Le pays s’enfonce dans le laisser-aller et le laisser-faire. Sa gestion semble échapper à ses gouvernants. Ses élites se démobilisent. Elles sont tentées par la démission ou l’exil. La confiance se rompt entre le peuple et la classe politique. En moins de cinq ans, tous ces dérapages se sont accélérés, faisant planer le risque d’un impossible redressement du pays dans des délais raisonnables. Serait-il pertinent dans ces conditions de privilégier trois dossiers brûlants de la rentrée et de proposer des traitements appropriés?
Un tel exercice de style induirait en erreur. Il donnerait l’illusion d’une recette de sortie de crise. Son risque serait double, celui de rester à des niveaux de généralités non opérationnels ou Ú de se perdre dans des détails inefficients, faute d’environnement général moteur. Les réponses techniques proposées aujourd’hui sous forme de catalogues de mesures ou d’embryons de plans de relance, sont en deçà des besoins de la situation. Le mal est politique. Les seules réponses susceptibles de faire bouger les lignes sont éminemment politiques. Le pays a besoin d’un choc salvateur qui fasse prendre conscience à tous de la gravité de la situation et de la nécessité de se mobiliser dans la solidarité et la cohésion, de se remettre au travail autour d’un projet ambitieux et de se mettre en stricte conformité avec la loi, y compris dans les comportements les plus quotidiens.
Un tel choc devrait traiter de trois chantiers majeurs: le sécuritaire, l’économique et le social.
Cela devrait se faire à travers:
- Un réel remaniement ministériel qui resserrerait la coalition au pouvoir autour de principes fédérateurs et d’un projet précis, avec une équipe extrêmement ramassée, structurée en deux pôles essentiels: l’un économique et l’autre sécuritaire, aux côtés des autres ministères de souveraineté,
- Une mobilisation solidaire des partenaires sociaux et autres parties prenantes autour d’engagements précis de plus grande justice sociale, de réforme fiscale équitable et inclusive, de traque sans merci de la corruption rampante, de participation des travailleurs aux résultats des entreprises et de promulgation d’un cadre incitatif pour le développement de l’économie sociale et solidaire,
- Un engagement fort pour projeter la Tunisie dans la modernité à travers une adhésion sans réserve aux standards internationaux et aux meilleures pratiques.
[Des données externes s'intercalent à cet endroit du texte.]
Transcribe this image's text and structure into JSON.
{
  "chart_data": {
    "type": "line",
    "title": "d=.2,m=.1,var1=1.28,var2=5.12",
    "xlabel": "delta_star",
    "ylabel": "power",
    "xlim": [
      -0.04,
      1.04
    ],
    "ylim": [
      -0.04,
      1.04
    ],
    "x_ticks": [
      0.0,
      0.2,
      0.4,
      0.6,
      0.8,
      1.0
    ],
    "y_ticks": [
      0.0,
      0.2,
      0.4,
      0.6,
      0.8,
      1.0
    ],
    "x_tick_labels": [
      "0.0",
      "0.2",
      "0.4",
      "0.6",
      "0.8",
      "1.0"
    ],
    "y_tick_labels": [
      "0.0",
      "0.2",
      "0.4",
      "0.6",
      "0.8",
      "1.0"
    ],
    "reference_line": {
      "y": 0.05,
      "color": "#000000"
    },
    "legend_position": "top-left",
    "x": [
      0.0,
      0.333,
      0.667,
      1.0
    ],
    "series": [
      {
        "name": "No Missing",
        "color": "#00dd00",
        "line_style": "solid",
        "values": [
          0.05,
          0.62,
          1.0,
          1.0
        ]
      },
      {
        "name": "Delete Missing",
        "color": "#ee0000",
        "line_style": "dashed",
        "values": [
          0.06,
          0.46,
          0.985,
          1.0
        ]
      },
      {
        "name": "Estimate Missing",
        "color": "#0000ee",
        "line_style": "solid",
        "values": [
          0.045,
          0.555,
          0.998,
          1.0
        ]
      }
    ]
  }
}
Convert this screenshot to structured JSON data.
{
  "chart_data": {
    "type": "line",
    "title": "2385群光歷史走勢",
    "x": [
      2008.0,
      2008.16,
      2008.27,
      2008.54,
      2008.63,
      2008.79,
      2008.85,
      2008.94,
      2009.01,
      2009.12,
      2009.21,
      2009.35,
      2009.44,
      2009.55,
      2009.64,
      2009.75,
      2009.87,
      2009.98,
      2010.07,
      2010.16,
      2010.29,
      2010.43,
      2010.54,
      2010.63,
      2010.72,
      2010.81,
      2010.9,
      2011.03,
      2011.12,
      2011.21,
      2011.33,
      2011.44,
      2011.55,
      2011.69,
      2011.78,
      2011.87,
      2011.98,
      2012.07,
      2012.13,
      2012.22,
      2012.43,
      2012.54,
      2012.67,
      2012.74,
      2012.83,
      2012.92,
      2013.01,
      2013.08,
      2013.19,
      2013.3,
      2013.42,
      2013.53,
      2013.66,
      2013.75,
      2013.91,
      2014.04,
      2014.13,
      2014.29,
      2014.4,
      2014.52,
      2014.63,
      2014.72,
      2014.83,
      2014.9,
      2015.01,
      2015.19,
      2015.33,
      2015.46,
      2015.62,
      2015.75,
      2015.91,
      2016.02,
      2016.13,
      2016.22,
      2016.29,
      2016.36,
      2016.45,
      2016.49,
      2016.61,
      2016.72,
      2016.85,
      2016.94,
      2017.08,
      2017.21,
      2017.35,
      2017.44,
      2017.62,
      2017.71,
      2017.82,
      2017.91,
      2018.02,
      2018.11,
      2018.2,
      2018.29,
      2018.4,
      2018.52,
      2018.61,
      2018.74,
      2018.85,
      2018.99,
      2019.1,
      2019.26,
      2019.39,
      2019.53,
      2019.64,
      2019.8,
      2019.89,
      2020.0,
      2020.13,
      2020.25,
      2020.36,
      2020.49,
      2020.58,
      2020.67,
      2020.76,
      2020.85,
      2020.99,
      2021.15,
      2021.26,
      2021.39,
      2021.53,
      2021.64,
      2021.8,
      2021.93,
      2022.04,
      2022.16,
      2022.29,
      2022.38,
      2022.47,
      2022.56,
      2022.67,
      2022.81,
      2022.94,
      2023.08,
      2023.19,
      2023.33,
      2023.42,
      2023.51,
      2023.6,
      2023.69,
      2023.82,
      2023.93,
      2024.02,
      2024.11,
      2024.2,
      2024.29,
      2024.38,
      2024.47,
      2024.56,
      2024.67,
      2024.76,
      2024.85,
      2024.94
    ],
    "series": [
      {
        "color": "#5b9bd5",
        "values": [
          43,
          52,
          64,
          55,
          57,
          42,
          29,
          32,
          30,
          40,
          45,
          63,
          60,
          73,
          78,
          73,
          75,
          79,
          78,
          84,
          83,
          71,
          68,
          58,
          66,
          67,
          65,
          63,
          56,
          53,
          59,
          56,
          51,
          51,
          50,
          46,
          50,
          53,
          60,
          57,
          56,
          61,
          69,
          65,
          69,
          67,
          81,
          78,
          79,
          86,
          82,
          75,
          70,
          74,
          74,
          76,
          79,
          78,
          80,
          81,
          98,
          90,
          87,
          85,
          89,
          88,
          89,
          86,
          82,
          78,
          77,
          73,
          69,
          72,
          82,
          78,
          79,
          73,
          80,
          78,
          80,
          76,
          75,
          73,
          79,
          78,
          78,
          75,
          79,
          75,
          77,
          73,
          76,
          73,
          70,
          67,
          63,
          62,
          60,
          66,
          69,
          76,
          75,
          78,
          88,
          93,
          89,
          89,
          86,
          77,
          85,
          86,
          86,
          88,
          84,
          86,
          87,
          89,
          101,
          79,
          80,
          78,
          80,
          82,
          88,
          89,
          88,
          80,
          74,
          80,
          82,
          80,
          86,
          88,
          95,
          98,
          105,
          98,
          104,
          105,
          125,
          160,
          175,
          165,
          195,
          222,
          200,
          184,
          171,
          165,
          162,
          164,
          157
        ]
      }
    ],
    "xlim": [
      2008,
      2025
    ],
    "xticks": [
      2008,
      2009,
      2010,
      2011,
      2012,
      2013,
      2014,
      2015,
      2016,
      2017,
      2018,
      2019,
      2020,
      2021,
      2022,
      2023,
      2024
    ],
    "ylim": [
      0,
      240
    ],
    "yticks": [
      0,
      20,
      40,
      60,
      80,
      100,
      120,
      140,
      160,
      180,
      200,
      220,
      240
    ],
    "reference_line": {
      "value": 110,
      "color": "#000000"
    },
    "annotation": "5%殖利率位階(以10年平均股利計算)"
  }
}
Cela passera d’abord par le respect des engagements pris avec nos bailleurs de fonds internationaux, l’approfondissement de nos relations avec l’Union européenne, la relance de l’UMA et la définition d’une politique économique résolument orientée vers l’Afrique.
Chaque ministère, chaque secteur devrait être doté d’un plan de développement stratégique construit autour des valeurs de la modernité, de la solidarité, de la durabilité et de la performance.
Le navire prend l’eau. Il est urgent que son commandant dévoile et engage son plan de sauvetage et que chacun se mobilise pour une œuvre commune de redressement national. Ayons le courage de l’action, tant qu’il est peut-être encore temps.